Steve Zivanic, global vice president of database and autonomous services product marketing, said vector capabilities are rapidly becoming a standard feature on all database platforms. “Vector databases are a feature, not a market,” he said.
Real-time replication
Also new in this release is an updated version of GoldenGate, a replication component used for high-availability scenarios and heterogeneous data integration across clouds. GoldenGate 23ai’s new capabilities enable users to create a real-time data fabric for retrieval-augmented generation, a type of AI fine-tuning.
“Because generative AI is trained on data at a snapshot in time, it becomes outdated,” Tsai-Smith said. “With this feature, you can have real-time data converted into vectors for more timely responses.”
Developers can now read and write relational data using JavaScript Object Notation as well as SQL. JSON queries can use Representational State Transfer or native APIs without compromising data consistency, Oracle said.
“Developers tend to want to forget that they’re using relational DBs,” Tsai-Smith said. “They take a JSON document that has everything they need to make changes and put it back in the DB. With JSON duality, we are storing data as relational tables to reduce data duplication.”
Developers can now also build applications that navigate connections between and within data using property graph queries.

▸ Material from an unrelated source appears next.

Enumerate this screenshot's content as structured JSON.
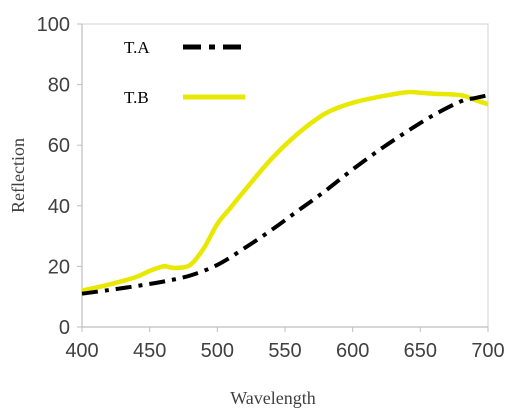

A property graph is a type of data structure used primarily in graph databases and graph processing frameworks that represents relationships between data elements and nodes in ways that can’t easily be expressed in conventional relational tables.
Property graph queries can run on top of all types of data supported by Oracle Database, including relational data, JSON data and spatial data. Developers can define a graph model directly on operational data and query it using SQL/PGQ, a graph query language built on top of SQL. Oracle also intends to increase support for the new GQL standard over time.
Raft, a data replication capability that integrates with transaction execution in a sharded database, now enables automatic failover with zero data loss in under 10 seconds. The feature is critical when building cloud-scale distributed databases with high scalability and availability requirements. Oracle Globally Distributed Database allows data in the cloud to be stored across multiple physical databases in multiple locations while exposing a single database image to applications.